É o mais orgânico dos trabalhos de Quintanilha, cujas relações entre os personagens têm estreita ligação com o resultado, com os resultados todos. Ele tinha feito uma versão exuberante de O Ateneu, de Raul Pompeia, e segue sofisticando ao máximo a arte dos quadrinhos.

Um outro grande destaque do ano é Cumbe, de Marcelo D’Salete, também da Veneta Editora. Cumbe é sinônimo de quilombo. É uma síntese da proposta: a história é um elogio da afirmação racial, conduzida pela arte magistral do artista, mestre em História da Arte pela USP e também autor de Encruzilhada.

Muitas graphic novels de qualidade foram publicadas em 2014, como Sorge, o Espião, de Isabel Kreitz; Bom de Briga, de Paul Pope; O Processo, versão de Chantal Montellier para o romance de Kafka; A Morte de Ivan Ilich, de Caeto; entre outras.

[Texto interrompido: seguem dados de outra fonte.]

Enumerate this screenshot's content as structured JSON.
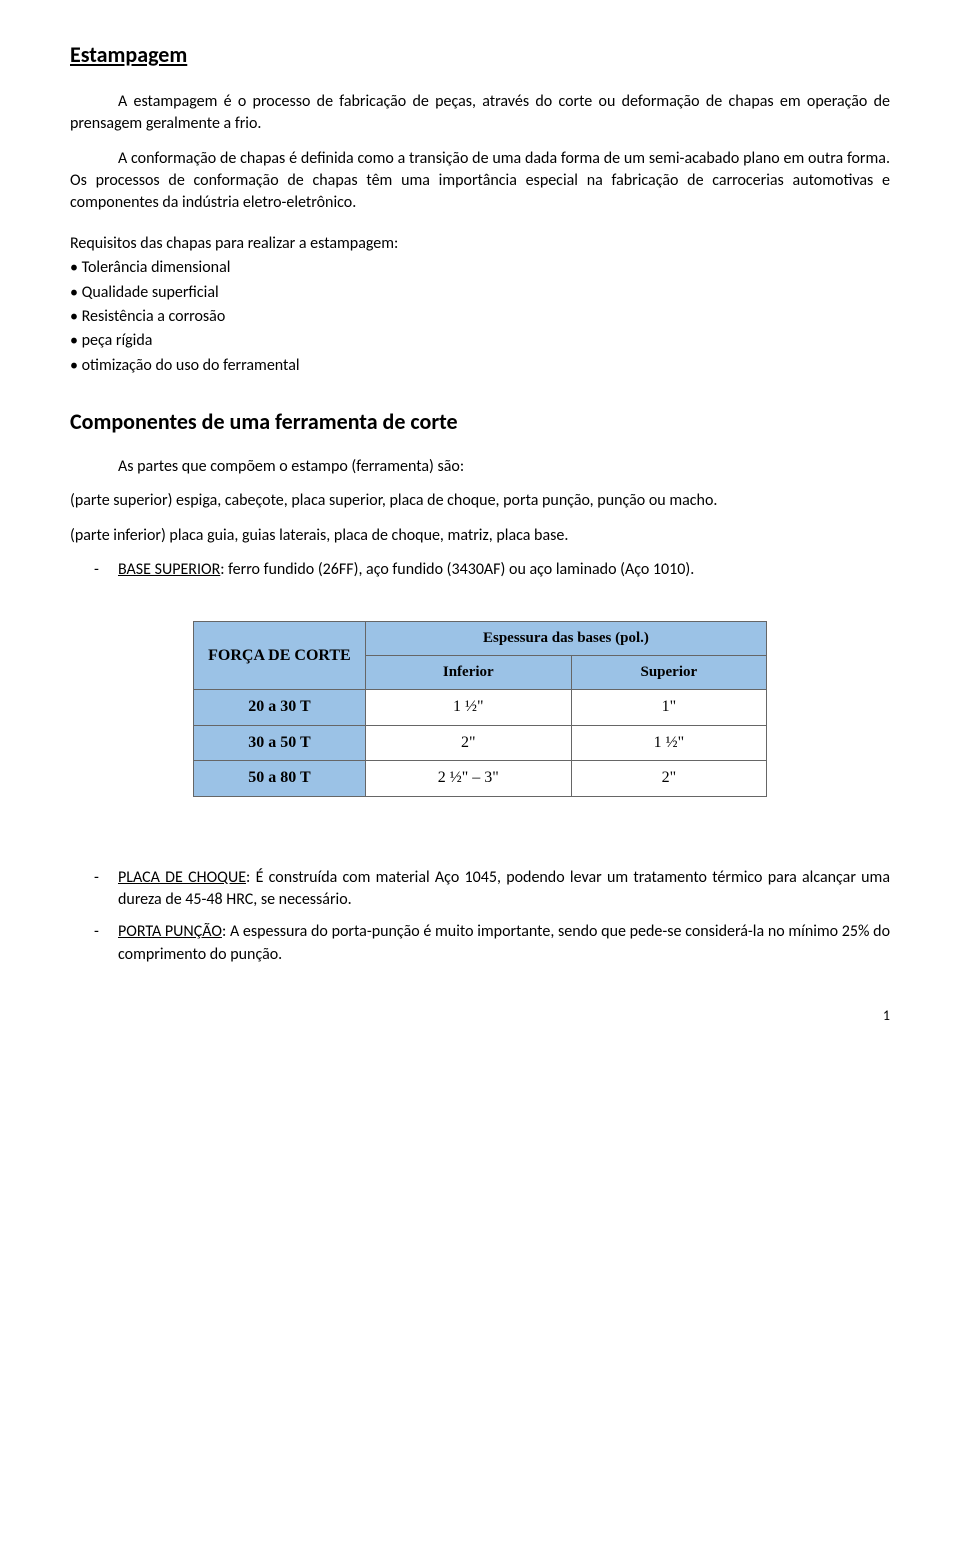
{
  "h1": "Estampagem",
  "p1": "A estampagem é o processo de fabricação de peças, através do corte ou deformação de chapas em operação de prensagem geralmente a frio.",
  "p2": "A conformação de chapas é definida como a transição de uma dada forma de um semi-acabado plano em outra forma. Os processos de conformação de chapas têm uma importância especial na fabricação de carrocerias automotivas e componentes da indústria eletro-eletrônico.",
  "req_intro": "Requisitos das chapas para realizar a estampagem:",
  "bullets": [
    "• Tolerância dimensional",
    "• Qualidade superficial",
    "• Resistência a corrosão",
    "• peça rígida",
    "• otimização do uso do ferramental"
  ],
  "h2": "Componentes de uma ferramenta de corte",
  "p3": "As partes que compõem o estampo (ferramenta) são:",
  "p4": "(parte superior) espiga, cabeçote, placa superior, placa de choque, porta punção, punção ou macho.",
  "p5": "(parte inferior) placa guia, guias laterais, placa de choque, matriz, placa base.",
  "dash1_label": "BASE SUPERIOR",
  "dash1_rest": ": ferro fundido (26FF), aço fundido (3430AF) ou aço laminado (Aço 1010).",
  "dash2_label": "PLACA DE CHOQUE",
  "dash2_rest": ": É construída com material Aço 1045, podendo levar um tratamento térmico para alcançar uma dureza de 45-48 HRC, se necessário.",
  "dash3_label": "PORTA PUNÇÃO",
  "dash3_rest": ": A espessura do porta-punção é muito importante, sendo que pede-se considerá-la no mínimo 25% do comprimento do punção.",
  "table": {
    "header_bg": "#9bc2e6",
    "row_bg_alt": "#ffffff",
    "corner": "FORÇA DE CORTE",
    "span_header": "Espessura das bases (pol.)",
    "sub_headers": [
      "Inferior",
      "Superior"
    ],
    "rows": [
      {
        "force": "20 a 30 T",
        "inf": "1 ½\"",
        "sup": "1\""
      },
      {
        "force": "30 a 50 T",
        "inf": "2\"",
        "sup": "1 ½\""
      },
      {
        "force": "50 a 80 T",
        "inf": "2 ½\" – 3\"",
        "sup": "2\""
      }
    ]
  },
  "page_num": "1"
}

Reedições cuidadosas também foram a tônica da temporada. Os álbuns e Birds, de Gustavo Duarte, lançados originalmente em 2009 e 2011, foram reeditados pelo selo Quadrinhos na Cia, da Companhia das Letras. Influenciado por Al Hirschfeld, o nonsense do trabalho de Duarte parece nutrir-se de uma estratégia de chacoalhar o terror pela via do patético – e suas angulações inusitadas parecem cortes arquitetônicos dentro de um desenho Hanna & Barbera.